I pull the ram out of my computer to see what kind it was. Put is back in. The Computer turns on and beeps every 5 second or so. No display on the Monitor. Every thing seem to sound normal exept for the beep.
Checked Factory bios Beep codeswich say. No DRam installed or detected.
Tryed Ram reset with jumper.

What did I do and what can I do to fix it?
Thanks


----------



## dai (Jul 2, 2004)

check you are seating it properly
don't rely on the clips clicking over it does not mean they are seated when they do


----------



## manic (Aug 2, 2005)

Reseat your ram, make sure you installed it properly, line up the 
slots with mobo. Sometimes you really have to push down, hard
until you feel, or better yet hear a click. Dont get a hammer but
it takes more force sometimes then you would think.....


----------



## coderad (May 29, 2008)

Tried that too, the ram is in there tight. Even tryed a new 1g stick I bought to upgrade. Anything else I can try?


----------



## coderad (May 29, 2008)

Sorry what is Mobo?
Is there another way to reset. Mother board website said to unplug power supplie pull out button battery, move jump over to 1 and 2 for 10sec, then put eveything back


----------



## dai (Jul 2, 2004)

motherboard
cmos reset
turn the computer off
remove the power lead from the back
take the side off
remove the cmos battery
move the cmos jumper from pins 1 and 2 to pin 2 and 3 and the back to pins 1 and 2
replace the battery
put the side on
replug in the power lead
boot the computer


----------



## coderad (May 29, 2008)

Ok did that again.. But still beeping no change.


----------



## dai (Jul 2, 2004)

did you buy the correct ram,did you check what it supports first


----------



## Jackel 159 (May 29, 2008)

what kind of computer are you using?
if its dell there might be another problem
also are you sure you got the right beep codes, make sure there from the maker of your computer and double check to make sure you heard the pattern correctly.

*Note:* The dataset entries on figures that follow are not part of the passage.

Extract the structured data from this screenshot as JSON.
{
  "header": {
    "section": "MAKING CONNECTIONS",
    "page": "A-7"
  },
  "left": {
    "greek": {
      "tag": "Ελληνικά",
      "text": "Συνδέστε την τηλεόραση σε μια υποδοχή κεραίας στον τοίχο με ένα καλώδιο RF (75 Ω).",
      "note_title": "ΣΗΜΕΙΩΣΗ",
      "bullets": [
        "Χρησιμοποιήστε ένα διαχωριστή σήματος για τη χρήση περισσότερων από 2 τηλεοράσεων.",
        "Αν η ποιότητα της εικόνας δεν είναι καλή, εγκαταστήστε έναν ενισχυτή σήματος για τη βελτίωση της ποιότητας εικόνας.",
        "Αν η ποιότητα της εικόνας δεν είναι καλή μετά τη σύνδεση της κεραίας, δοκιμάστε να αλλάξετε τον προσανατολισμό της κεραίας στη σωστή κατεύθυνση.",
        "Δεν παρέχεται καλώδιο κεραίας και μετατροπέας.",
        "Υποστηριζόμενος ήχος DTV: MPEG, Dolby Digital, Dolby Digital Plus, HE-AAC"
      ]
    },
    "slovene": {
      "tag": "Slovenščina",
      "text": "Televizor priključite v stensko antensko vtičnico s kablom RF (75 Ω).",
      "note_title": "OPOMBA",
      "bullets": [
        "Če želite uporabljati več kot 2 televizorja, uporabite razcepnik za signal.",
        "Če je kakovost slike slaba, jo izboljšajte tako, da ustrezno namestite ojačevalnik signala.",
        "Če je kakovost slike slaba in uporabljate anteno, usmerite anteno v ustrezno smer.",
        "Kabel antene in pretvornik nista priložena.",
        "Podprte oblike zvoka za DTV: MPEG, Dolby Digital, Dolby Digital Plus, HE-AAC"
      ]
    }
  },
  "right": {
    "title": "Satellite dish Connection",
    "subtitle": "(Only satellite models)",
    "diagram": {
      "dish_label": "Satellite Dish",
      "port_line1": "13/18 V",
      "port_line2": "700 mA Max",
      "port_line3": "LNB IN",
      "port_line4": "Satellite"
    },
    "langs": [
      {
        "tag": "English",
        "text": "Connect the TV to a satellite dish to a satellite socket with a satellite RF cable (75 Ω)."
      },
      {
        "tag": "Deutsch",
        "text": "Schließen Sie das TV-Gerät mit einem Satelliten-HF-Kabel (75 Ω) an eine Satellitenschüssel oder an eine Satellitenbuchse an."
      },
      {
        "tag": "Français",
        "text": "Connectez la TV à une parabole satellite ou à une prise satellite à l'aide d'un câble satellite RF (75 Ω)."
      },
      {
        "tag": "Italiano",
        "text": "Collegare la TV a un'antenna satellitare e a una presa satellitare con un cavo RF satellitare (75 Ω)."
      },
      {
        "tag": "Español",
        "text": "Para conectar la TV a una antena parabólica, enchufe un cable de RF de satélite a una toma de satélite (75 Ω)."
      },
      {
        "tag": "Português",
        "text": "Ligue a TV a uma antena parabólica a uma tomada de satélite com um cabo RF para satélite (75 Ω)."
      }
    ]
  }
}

another thing, instead of just reseating the ram switch them around so that the left one is in the right slot and the right is in the left slot.

check for bad motherboard, if you look at your motherboard you will see little things that look like batteries, if any of those have goo coming out or some kind of battery acid type substance your motherboard is screwed

lastly, perhaps when you were fiddling with the ram you loosened a cable or wire on the motherboard, check to see if everything is tight and were it should be

I hope this helps....


----------